Wood Burning

Evolution is pretty much a foregone scientific conclusion except for our brethren on the right. That we have moved from monkey to man is well established in most quarters. Like any scientific theory – it also has application in other aspects of life. Tracing the development of wood burning to a high efficiency gas furnace parallels evolutionary theory.

There were cool wet winters in northern Iowa. A brisk walk from work was rewarded by the smells and warmth of the cozy kitchen fired by the wall furnaces that heated our old farm house. Then came Bemidji.

They say the cold isn’t so bad here – it’s dry cold – not wet and penetrating – bottom-line, it’s still cold. A house needs to be heated.

My first summer I ordered eight cords – mixed hardwoods, thirty three bucks a cord – eight foot lengths. My father-in-law said, “Cut it and its money in the bank come winter.” With an inherited Poulan chainsaw, I tore into the pile that was stacked the height and length of my garage. On my days off I’d wrap an old diaper from my youngest around my head – safety pin it in place and get to work. The cool temperatures of June turned to sultry days of July and August.
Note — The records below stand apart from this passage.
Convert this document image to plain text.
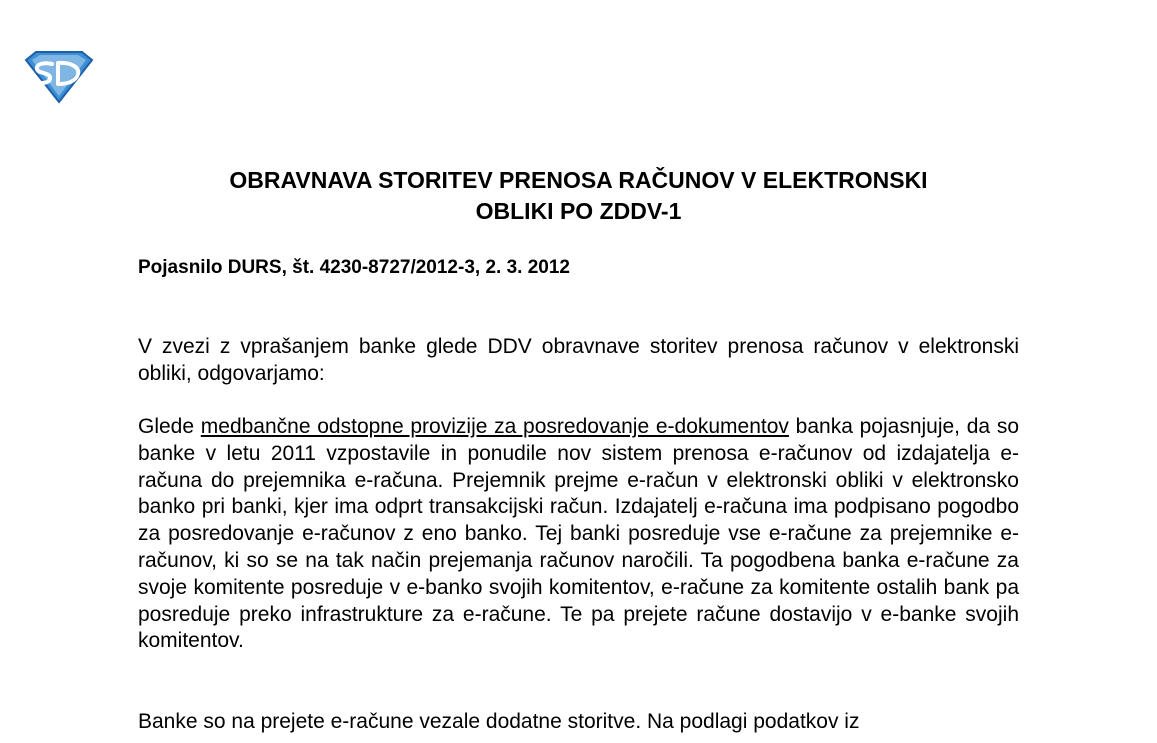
OBRAVNAVA STORITEV PRENOSA RAČUNOV V ELEKTRONSKI
OBLIKI PO ZDDV-1
Pojasnilo DURS, št. 4230-8727/2012-3, 2. 3. 2012

V zvezi z vprašanjem banke glede DDV obravnave storitev prenosa računov v elektronski obliki, odgovarjamo:

Glede medbančne odstopne provizije za posredovanje e-dokumentov banka pojasnjuje, da so banke v letu 2011 vzpostavile in ponudile nov sistem prenosa e-računov od izdajatelja e-računa do prejemnika e-računa. Prejemnik prejme e-račun v elektronski obliki v elektronsko banko pri banki, kjer ima odprt transakcijski račun. Izdajatelj e-računa ima podpisano pogodbo za posredovanje e-računov z eno banko. Tej banki posreduje vse e-račune za prejemnike e-računov, ki so se na tak način prejemanja računov naročili. Ta pogodbena banka e-račune za svoje komitente posreduje v e-banko svojih komitentov, e-račune za komitente ostalih bank pa posreduje preko infrastrukture za e-račune. Te pa prejete račune dostavijo v e-banke svojih komitentov.

Banke so na prejete e-račune vezale dodatne storitve. Na podlagi podatkov iz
Some people perspire – I sweat – a lot!

The chainsaw worked well – but it took three months of work, interspersed with my other job – to get it done. I eventually had to invest in gun muffs when after sawing
for a couple hours my head felt like it’d been run through a heavy metal rock group. By September I was done – cut, split, stacked – ready for winter.

The second year I had some wood leftover so I ordered six cords, but I remembered the heat, and partial deafness. When a young logger stopped by during spring break-up and saw my pile standing there, “Thirty-five bucks to cut.” I said, “You’re on.” I’d split and stack.

Well, June came along – it was hot – we couldn’t park a car in the driveway – I looked at my wife one day as I dropped the monster mall on the head of a large birch log, “Life’s too short for this (expletive deleted).” From now on I’d turn up the thermostat on the oil burning “Iron Fireman” and pay the price.

Another war in the Middle East came along, my wife went off to work full time and our kid’s activities made it impossible to keep a wood stove stoked, so I caved in and bought a high tech natural gas furnace. You can’t tell it’s even working, it’s so quiet.

I still miss the wood heat. Its aesthetics and warmth can’t be replaced by a quick turn of the wrist on the thermostat. Evolution I suspect is neither good nor bad – it is. What we pay for in modern convenience we lose in giving up the rhythms of the seasons; the rip of the chainsaw, the cracking split of a frozen birch log, and the neat rows of stacked wood in the backyard.

Author: Doug Lewandowski

I have walked a varied path. I was a Christian Brother, an English teacher/counselor and Licensed Psychologist. I have a twice monthly column in the Duluth News Tribune and have had a story published in the Nemadji Review and placed third in this year’s Jade Ring contest of the Wisconsin Writer’s Association. I was a commentator for KCRB, Minnesota Public Radio in the 90s. I transplanted to Duluth to be closer to grandchildren.

2 thoughts on “Wood Burning

  1. Quinn says:

    There is something to be said for actively participating in the daily chores of existing in this modern world. Heating with wood is one of the requirements. Warms at least twice. A sense of accomplishment can be had when looking upon the winter’s supply of wood knowing that one was involved in keeping the home fires burning.

    Reply
    1. Doug Lewandowski says:

      Hope that the opportunity for you to have a house where you can enjoy the simple pleasure again, emerges soon.